Vice Chancellor Laster rejected the settlement. In so doing, he emphasized his discomfort with granting an "intergalactic" release in the context of a company whose corporate governance "doesn't inspire any confidence whatsoever." The Vice Chancellor explained, as he would again in Aeroflex, that other issues arising from the board's conduct could justify future actions, but would be barred by the release's "colossally broad clean bill of health." Vice Chancellor Laster also went through each of the benefits obtained for the plaintiffs in the settlement and concluded that they amounted to far too little to justify that release. As he described:
  • Although the charter violation was clear, it was not a serious violation. Under the "de facto director" doctrine, even when a director is improperly appointed, nevertheless, acts under color of authority and color of law are not invalidated on that basis.
  • The expense reimbursement was not nothing, but was not enough to justify the release.
  • The supplemental disclosures made "what went down sound better," but did not provide a "meaningful benefit" to the stockholders.
  • The value of adding the phrase "as soon as practicable" to the board policy was "in the eye of the beholder," but in the Vice Chancellor's view was not "sufficient a get to counterbalance what in this case is the sizeable give."

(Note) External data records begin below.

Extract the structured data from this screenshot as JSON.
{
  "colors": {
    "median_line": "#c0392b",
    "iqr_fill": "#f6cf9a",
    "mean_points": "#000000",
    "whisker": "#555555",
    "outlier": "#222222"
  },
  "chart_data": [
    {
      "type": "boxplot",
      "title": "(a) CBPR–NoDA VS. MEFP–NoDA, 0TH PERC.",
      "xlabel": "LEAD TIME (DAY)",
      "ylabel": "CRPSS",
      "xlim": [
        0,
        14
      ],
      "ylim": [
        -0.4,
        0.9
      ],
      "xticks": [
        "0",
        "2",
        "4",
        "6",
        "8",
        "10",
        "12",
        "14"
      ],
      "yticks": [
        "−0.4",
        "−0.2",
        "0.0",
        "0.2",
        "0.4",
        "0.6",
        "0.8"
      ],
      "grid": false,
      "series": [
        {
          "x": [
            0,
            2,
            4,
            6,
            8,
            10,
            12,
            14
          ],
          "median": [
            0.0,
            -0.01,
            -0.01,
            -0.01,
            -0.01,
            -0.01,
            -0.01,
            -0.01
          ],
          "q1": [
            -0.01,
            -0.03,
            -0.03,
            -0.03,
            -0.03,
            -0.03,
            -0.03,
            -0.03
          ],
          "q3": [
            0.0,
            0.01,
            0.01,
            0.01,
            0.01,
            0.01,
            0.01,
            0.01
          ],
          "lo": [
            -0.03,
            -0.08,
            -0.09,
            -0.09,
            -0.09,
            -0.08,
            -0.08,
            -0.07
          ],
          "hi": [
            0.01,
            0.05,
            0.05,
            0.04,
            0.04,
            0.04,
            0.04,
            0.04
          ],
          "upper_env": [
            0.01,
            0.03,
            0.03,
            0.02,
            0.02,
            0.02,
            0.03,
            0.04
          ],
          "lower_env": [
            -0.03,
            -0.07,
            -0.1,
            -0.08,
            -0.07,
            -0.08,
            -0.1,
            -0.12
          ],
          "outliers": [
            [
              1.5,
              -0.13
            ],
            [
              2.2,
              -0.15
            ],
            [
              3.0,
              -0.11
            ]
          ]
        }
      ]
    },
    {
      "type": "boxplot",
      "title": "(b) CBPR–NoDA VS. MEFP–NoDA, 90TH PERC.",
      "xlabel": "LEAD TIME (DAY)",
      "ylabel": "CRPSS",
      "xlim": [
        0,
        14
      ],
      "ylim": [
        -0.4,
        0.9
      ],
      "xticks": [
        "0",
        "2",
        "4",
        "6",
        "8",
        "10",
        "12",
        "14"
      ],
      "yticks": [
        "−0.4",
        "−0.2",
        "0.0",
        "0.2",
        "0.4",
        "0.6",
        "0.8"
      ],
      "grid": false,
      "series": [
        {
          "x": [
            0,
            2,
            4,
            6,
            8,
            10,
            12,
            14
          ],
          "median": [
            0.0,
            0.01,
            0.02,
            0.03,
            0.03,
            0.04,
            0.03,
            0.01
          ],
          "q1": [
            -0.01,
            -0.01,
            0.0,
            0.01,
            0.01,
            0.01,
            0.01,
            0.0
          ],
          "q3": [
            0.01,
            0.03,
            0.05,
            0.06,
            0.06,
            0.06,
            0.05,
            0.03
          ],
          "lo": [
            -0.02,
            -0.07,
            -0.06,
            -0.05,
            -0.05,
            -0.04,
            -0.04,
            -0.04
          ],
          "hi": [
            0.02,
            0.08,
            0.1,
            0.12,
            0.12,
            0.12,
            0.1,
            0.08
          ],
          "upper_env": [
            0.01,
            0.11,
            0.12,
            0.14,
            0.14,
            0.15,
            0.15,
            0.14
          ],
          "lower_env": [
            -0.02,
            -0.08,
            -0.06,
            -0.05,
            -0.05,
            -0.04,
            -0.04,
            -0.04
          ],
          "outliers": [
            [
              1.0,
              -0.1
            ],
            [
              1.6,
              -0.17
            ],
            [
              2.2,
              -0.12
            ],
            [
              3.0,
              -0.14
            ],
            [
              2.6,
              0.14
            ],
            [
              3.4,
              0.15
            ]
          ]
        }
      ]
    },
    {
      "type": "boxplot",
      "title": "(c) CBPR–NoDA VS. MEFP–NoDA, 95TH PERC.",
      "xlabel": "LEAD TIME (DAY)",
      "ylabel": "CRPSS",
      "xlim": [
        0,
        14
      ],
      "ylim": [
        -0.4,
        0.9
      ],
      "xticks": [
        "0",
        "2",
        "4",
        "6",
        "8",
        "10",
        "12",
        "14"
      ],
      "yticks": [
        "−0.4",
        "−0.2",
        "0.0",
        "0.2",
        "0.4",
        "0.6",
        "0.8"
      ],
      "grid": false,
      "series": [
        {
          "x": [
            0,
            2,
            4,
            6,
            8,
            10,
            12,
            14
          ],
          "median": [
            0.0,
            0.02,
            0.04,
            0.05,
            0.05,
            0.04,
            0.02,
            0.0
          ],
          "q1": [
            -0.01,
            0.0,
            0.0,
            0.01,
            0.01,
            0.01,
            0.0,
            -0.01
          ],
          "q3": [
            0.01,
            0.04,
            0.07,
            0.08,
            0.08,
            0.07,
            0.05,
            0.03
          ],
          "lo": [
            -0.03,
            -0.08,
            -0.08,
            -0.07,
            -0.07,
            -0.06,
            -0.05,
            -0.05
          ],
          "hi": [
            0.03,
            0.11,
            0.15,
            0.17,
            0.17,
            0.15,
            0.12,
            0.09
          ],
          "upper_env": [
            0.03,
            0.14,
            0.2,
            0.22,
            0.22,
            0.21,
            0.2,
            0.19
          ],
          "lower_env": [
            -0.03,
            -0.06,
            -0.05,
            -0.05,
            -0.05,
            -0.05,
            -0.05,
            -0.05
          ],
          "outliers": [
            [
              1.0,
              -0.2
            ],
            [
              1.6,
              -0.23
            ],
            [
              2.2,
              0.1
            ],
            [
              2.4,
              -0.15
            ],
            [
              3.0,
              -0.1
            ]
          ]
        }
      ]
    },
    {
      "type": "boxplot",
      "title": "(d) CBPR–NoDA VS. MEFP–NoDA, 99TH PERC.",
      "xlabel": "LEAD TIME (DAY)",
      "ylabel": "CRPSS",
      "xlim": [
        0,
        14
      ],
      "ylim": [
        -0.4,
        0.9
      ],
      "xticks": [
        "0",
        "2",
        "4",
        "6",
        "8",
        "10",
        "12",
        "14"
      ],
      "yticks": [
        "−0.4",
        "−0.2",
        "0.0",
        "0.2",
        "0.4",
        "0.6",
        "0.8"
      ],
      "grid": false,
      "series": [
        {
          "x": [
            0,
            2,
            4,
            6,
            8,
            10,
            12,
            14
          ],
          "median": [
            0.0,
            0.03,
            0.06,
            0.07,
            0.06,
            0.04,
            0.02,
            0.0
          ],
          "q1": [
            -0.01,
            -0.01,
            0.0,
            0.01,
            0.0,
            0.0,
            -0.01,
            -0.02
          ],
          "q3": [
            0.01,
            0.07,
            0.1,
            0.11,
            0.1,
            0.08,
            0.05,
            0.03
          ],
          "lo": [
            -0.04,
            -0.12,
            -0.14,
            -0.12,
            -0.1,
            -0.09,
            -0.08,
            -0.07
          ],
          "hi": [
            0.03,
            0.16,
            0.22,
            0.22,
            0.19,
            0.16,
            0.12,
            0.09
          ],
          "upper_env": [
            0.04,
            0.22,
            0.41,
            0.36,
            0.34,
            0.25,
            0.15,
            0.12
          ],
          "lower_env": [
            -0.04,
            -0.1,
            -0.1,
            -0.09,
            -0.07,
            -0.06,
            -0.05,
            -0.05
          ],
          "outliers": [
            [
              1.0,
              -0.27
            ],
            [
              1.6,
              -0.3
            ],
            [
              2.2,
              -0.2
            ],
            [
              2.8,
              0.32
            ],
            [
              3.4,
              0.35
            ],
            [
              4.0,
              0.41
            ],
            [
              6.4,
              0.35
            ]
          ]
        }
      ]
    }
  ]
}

  • The prohibition against engaging Jefferies was too contingent to have value, given that there was no indication that HGI was pursuing a sale within the next two years, or that if it ever did, it intended to hire Jefferies.
Similar to Aeroflex, Vice Chancellor Laster suggested that the plaintiffs either drop their complaint, ask for a mootness fee or craft a narrower release. The decision is a striking example of the court no longer limiting itself to rejecting disclosure-only settlements. It is now prepared to reject settlements that arguably conferred tangible benefits for the stockholders, if those benefits do not justify a global release.

New Developments

The new approach to approval of settlements signaled in Harbinger, Aeroflex and InterMune has already spread to other cases. In a scheduling order for the settlement of claims brought over the acquisition of Aruba Networks, Inc. by Hewlett-Packard Company (see the What's Market merger agreement summary), Vice Chancellor Laster added a comment that, "Plaintiffs' counsel shall address in their brief and be prepared to explain at oral argument why this matter should not be approached in the same manner as the Aeroflex case" (In re Aruba Networks, Inc. S'holder Litig., Consol. C.A. No. 10765-VCL (Del. Ch. Jul. 17, 2015)).
The view that disclosure-only settlements do not add value for stockholders is also coming to the fore in the dispute over the LBO of Riverbed Technology, Inc. (see the What's Market summary of the merger agreement). In that case, the parties have agreed to a settlement, but are facing an objection from Professor Sean Griffith, one of the co-authors of the "Peppercorn Settlement" paper cited by Vice Chancellor Laster in Aeroflex. In an interview with Alison Frankel of Reuters, Professor Griffith divulged that he has been buying shares of companies that have announced their sales in public mergers in order to obtain standing as a stockholder and object to settlements of the type described in the paper. The presiding judge, Vice Chancellor Glasscock, has ruled that Professor Griffith cannot be deposed in connection with his objection (In re Riverbed Tech., Inc., (Del. Ch. Jul. 14, 2015)).
Plaintiffs' counsel has opposed Professor Griffith's "ideological crusade," warning that his objection must be struck lest it lead to a "stampede" of "professional objectors." Defendants' counsel has joined in that opposition. Professor Griffith has again provided his thoughts to Alison Frankel.
Oral argument in Riverbed is scheduled for July 27, 2015.